Boudin typically begins with his parents, who joined the militant organization known as the Weather Underground in the 1960s to fight against American apartheid and the war in Vietnam. In 1981, when Boudin was 14 months old, they left him with a babysitter to serve as unarmed getaway drivers while members of another revolutionary group robbed a Brink’s armored car in Nanuet, New York. Remembered as one of the watershed excesses of countercultural radicalism, the heist left two police officers and a guard dead. Neither of Boudin’s parents fired a shot. His mother pleaded guilty, his father did not, but both were convicted of murder and sent to prison. Boudin was adopted by two other members of the Weather Underground, the education reformer Bill Ayers and the clinical-law professor Bernardine Dohrn. He spent his childhood in a world of radical-left ideological purity, shuttled between the comfortable life of his adoptive family and the prisons where he visited his biological parents.

As a child, Boudin did not understand that his birth parents were political figures. “When I was little, they would try to describe the robbery using Robin Hood as an analogy,” he says. “They would emphasize that they weren’t trying to keep the money for themselves. They were trying to take money from a bank, which had a lot, and give it to communities that didn’t have any and that nobody was supposed to get hurt. But people did get hurt, and they were being punished as a result.”

January 8, 2020, Boudin with his wife, Valerie Block, during his swearing-in ceremony in San Francisco.

His mother received 20 years to life in prison, while his father got 75—a difference that struck Boudin as arbitrary even when he was a child. He says he developed an early fixation with fairness. “Those were the things that would set me off as a kid,” he says. “Sometimes it would be little things, like who had how much time with the checkerboard during recess.” (Later, when he enrolled in law school, people frequently asked him if he was becoming a lawyer to get his father out of jail; Boudin rejects this, calling it “a too-neat kind of Freudian analysis.”)

Only as a teenager, when Boudin learned to operate his high-school library’s microfiche machine, did he read the original New York Times articles about the Brink’s robbery and come to see his parents’ public personas. He also began to craft his own.
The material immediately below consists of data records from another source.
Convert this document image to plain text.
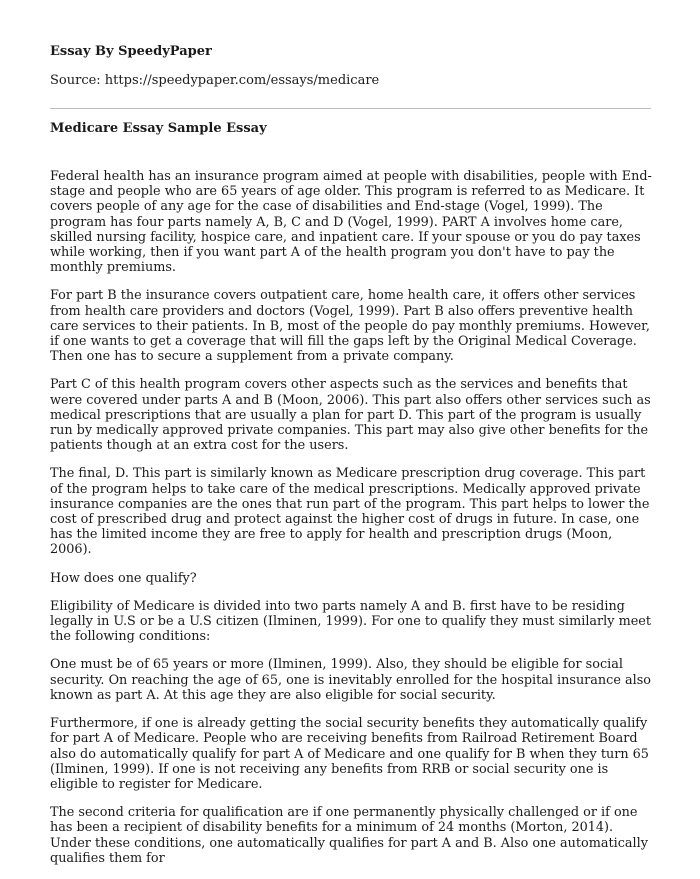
Essay By SpeedyPaper
Source: https://speedypaper.com/essays/medicare
Medicare Essay Sample Essay

Federal health has an insurance program aimed at people with disabilities, people with End-stage and people who are 65 years of age older. This program is referred to as Medicare. It covers people of any age for the case of disabilities and End-stage (Vogel, 1999). The program has four parts namely A, B, C and D (Vogel, 1999). PART A involves home care, skilled nursing facility, hospice care, and inpatient care. If your spouse or you do pay taxes while working, then if you want part A of the health program you don't have to pay the monthly premiums.

For part B the insurance covers outpatient care, home health care, it offers other services from health care providers and doctors (Vogel, 1999). Part B also offers preventive health care services to their patients. In B, most of the people do pay monthly premiums. However, if one wants to get a coverage that will fill the gaps left by the Original Medical Coverage. Then one has to secure a supplement from a private company.

Part C of this health program covers other aspects such as the services and benefits that were covered under parts A and B (Moon, 2006). This part also offers other services such as medical prescriptions that are usually a plan for part D. This part of the program is usually run by medically approved private companies. This part may also give other benefits for the patients though at an extra cost for the users.

The final, D. This part is similarly known as Medicare prescription drug coverage. This part of the program helps to take care of the medical prescriptions. Medically approved private insurance companies are the ones that run part of the program. This part helps to lower the cost of prescribed drug and protect against the higher cost of drugs in future. In case, one has the limited income they are free to apply for health and prescription drugs (Moon, 2006).

How does one qualify?

Eligibility of Medicare is divided into two parts namely A and B. first have to be residing legally in U.S or be a U.S citizen (Ilminen, 1999). For one to qualify they must similarly meet the following conditions:

One must be of 65 years or more (Ilminen, 1999). Also, they should be eligible for social security. On reaching the age of 65, one is inevitably enrolled for the hospital insurance also known as part A. At this age they are also eligible for social security.

Furthermore, if one is already getting the social security benefits they automatically qualify for part A of Medicare. People who are receiving benefits from Railroad Retirement Board also do automatically qualify for part A of Medicare and one qualify for B when they turn 65 (Ilminen, 1999). If one is not receiving any benefits from RRB or social security one is eligible to register for Medicare.

The second criteria for qualification are if one permanently physically challenged or if one has been a recipient of disability benefits for a minimum of 24 months (Morton, 2014). Under these conditions, one automatically qualifies for part A and B. Also one automatically qualifies them for
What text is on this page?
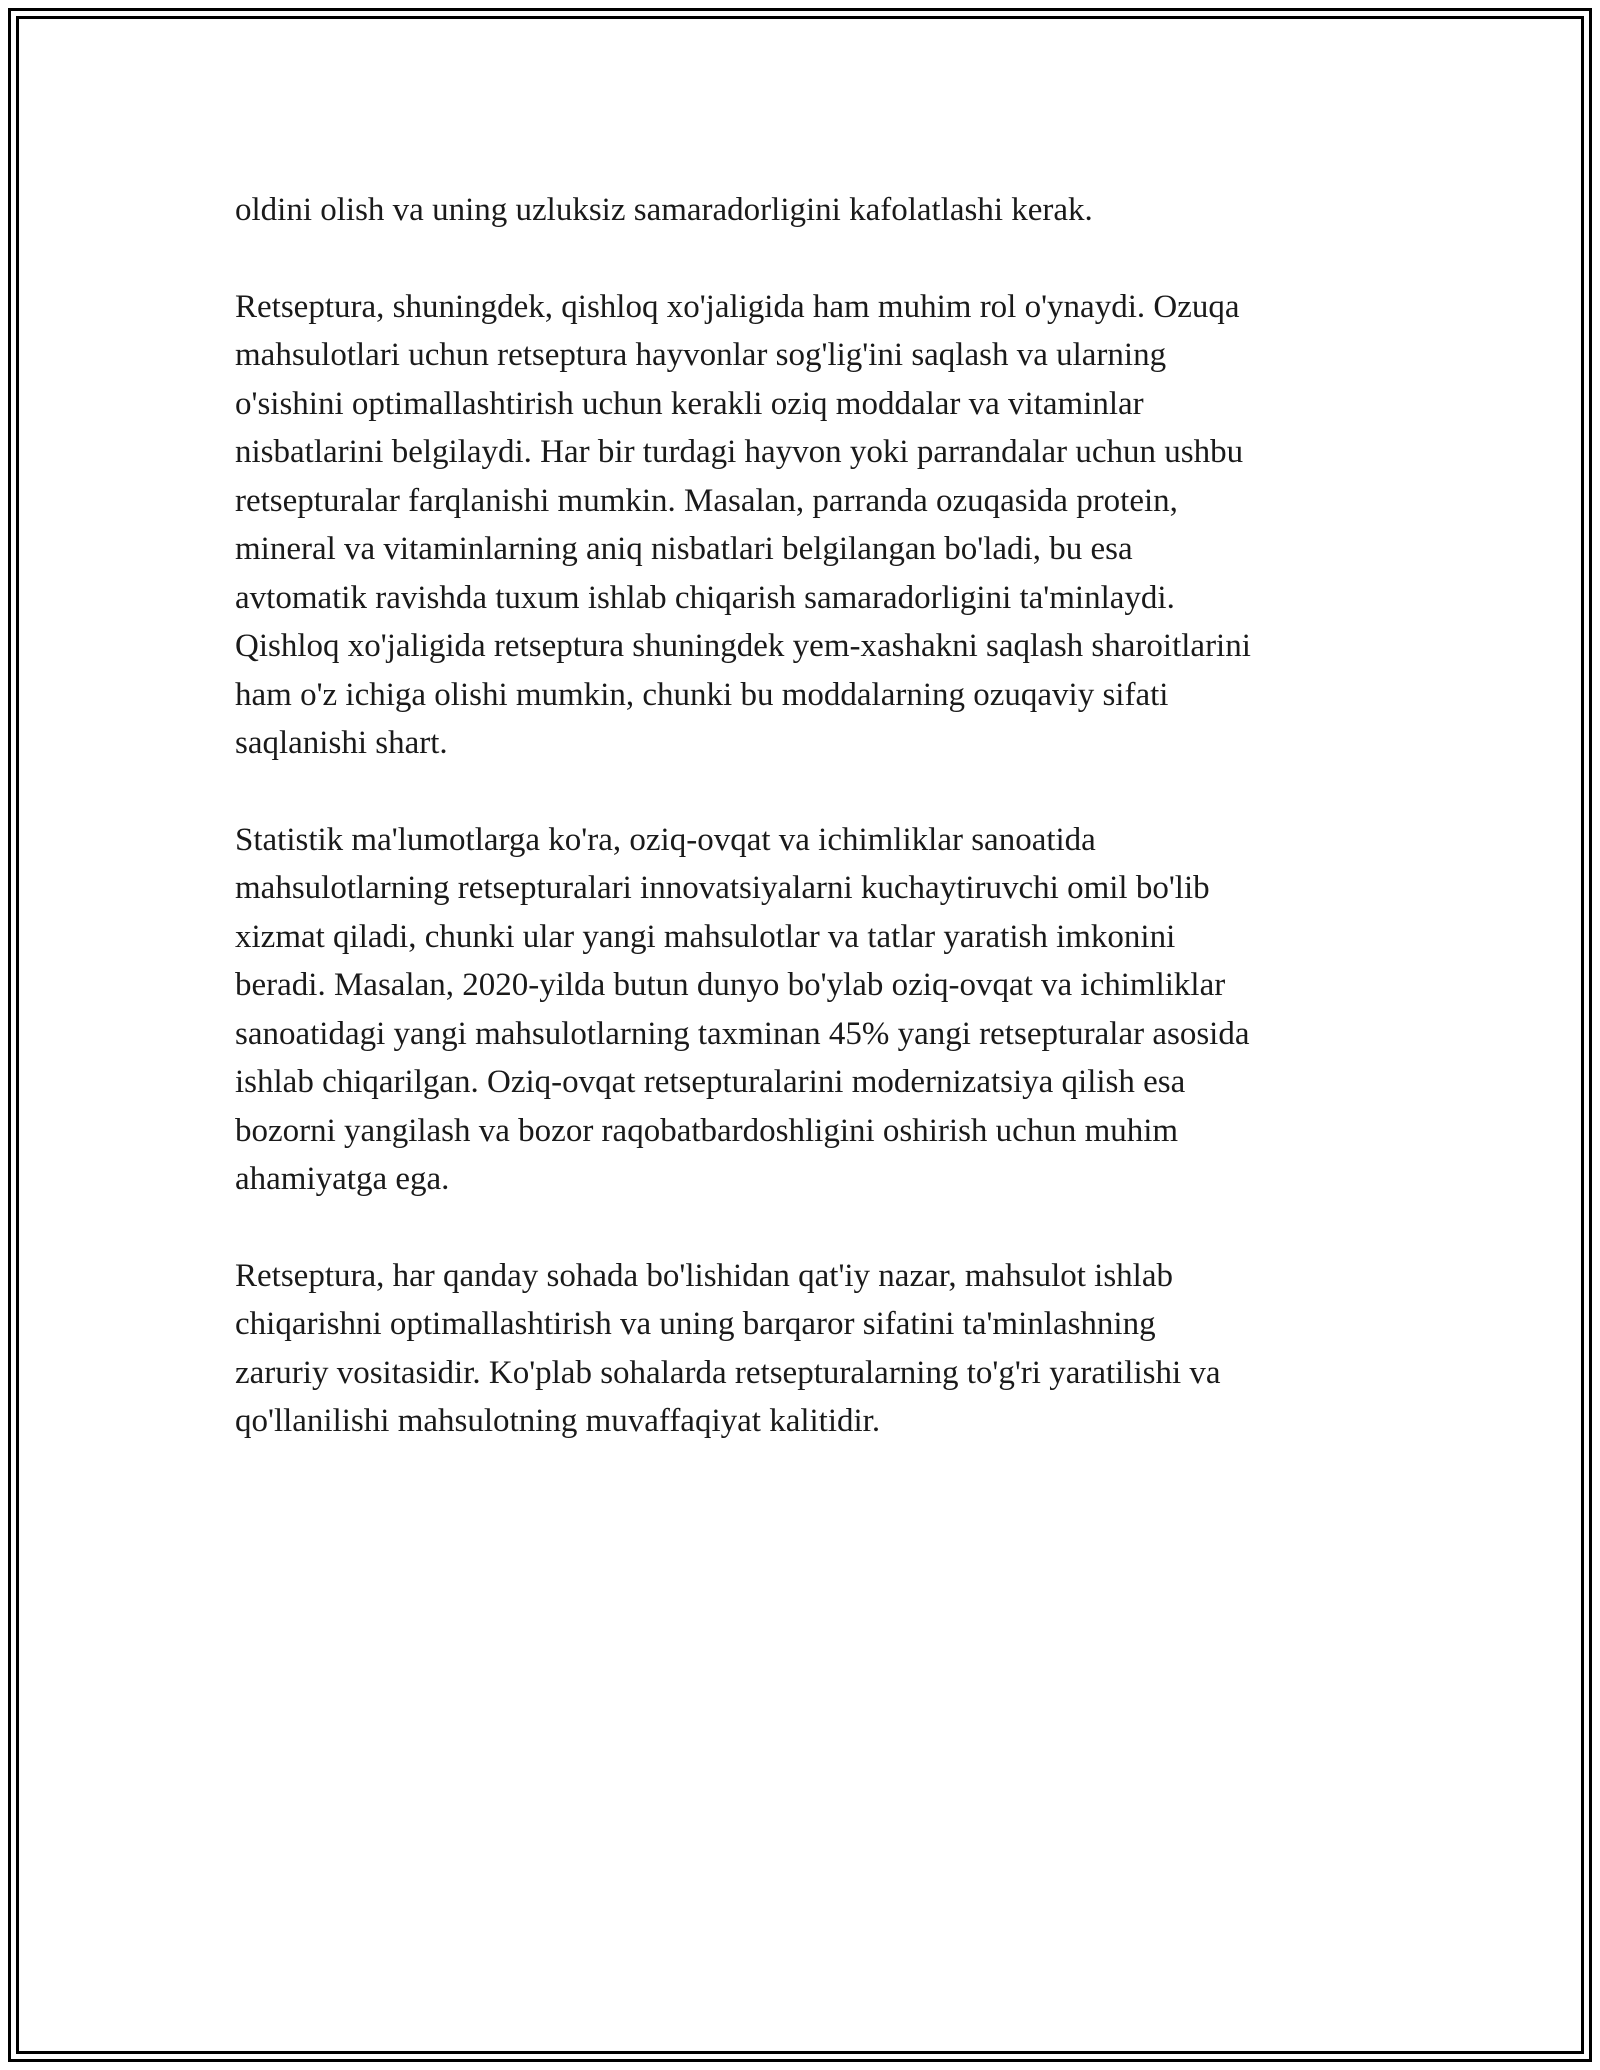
oldini olish va uning uzluksiz samaradorligini kafolatlashi kerak.

Retseptura, shuningdek, qishloq xo'jaligida ham muhim rol o'ynaydi. Ozuqa
mahsulotlari uchun retseptura hayvonlar sog'lig'ini saqlash va ularning
o'sishini optimallashtirish uchun kerakli oziq moddalar va vitaminlar
nisbatlarini belgilaydi. Har bir turdagi hayvon yoki parrandalar uchun ushbu
retsepturalar farqlanishi mumkin. Masalan, parranda ozuqasida protein,
mineral va vitaminlarning aniq nisbatlari belgilangan bo'ladi, bu esa
avtomatik ravishda tuxum ishlab chiqarish samaradorligini ta'minlaydi.
Qishloq xo'jaligida retseptura shuningdek yem-xashakni saqlash sharoitlarini
ham o'z ichiga olishi mumkin, chunki bu moddalarning ozuqaviy sifati
saqlanishi shart.

Statistik ma'lumotlarga ko'ra, oziq-ovqat va ichimliklar sanoatida
mahsulotlarning retsepturalari innovatsiyalarni kuchaytiruvchi omil bo'lib
xizmat qiladi, chunki ular yangi mahsulotlar va tatlar yaratish imkonini
beradi. Masalan, 2020-yilda butun dunyo bo'ylab oziq-ovqat va ichimliklar
sanoatidagi yangi mahsulotlarning taxminan 45% yangi retsepturalar asosida
ishlab chiqarilgan. Oziq-ovqat retsepturalarini modernizatsiya qilish esa
bozorni yangilash va bozor raqobatbardoshligini oshirish uchun muhim
ahamiyatga ega.

Retseptura, har qanday sohada bo'lishidan qat'iy nazar, mahsulot ishlab
chiqarishni optimallashtirish va uning barqaror sifatini ta'minlashning
zaruriy vositasidir. Ko'plab sohalarda retsepturalarning to'g'ri yaratilishi va
qo'llanilishi mahsulotning muvaffaqiyat kalitidir.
In 2005, Boudin co-edited Letters From Young Activists: Today’s Rebels Speak Out; the first chapter was a letter from Boudin to his incarcerated father. In that document, Boudin stakes out his moral and political terrain relative to his parents’—asserting his loyalty to their desire for a better world but condemning political violence and professing his faith in democratic civil society. In 2009, after completing a Rhodes Scholarship, he wrote a memoir about his travels. The book, Gringo: A Coming-of-Age in Latin America, was published by Scribner and received ecstatic blurbs from Seymour Hersh, Noam Chomsky, and Phillip Lopate—as well as a scathing pan from the Times book critic Dwight Garner. (“Mr. Boudin seems surprised to learn that not all of South America’s poor want the things he wants for them,” Garner wrote.)

After graduating from Yale Law School in 2011, Boudin clerked for a federal judge in San Diego (this is where he learned to surf). The next year, Boudin moved to San Francisco and took a fellowship with the public defender’s office, where, he jokes, he learned that local juries “will acquit anybody. There’s no better place to try a case if you’re a defense lawyer.”

Boudin eventually moved up to deputy public defender, a predictable advancement for a lawyer committed to criminal-justice reform. Any attorney can defend somebody they believe to be innocent, Boudin points out, but a public defender has an ethical obligation to perform that role for every client, guilty or not. Looking back on that job, Boudin remarks that there was something extraordinarily simple about it. “Not that it’s easy, not that it’s not complex or sophisticated,” he says, “but it had a moral clarity.”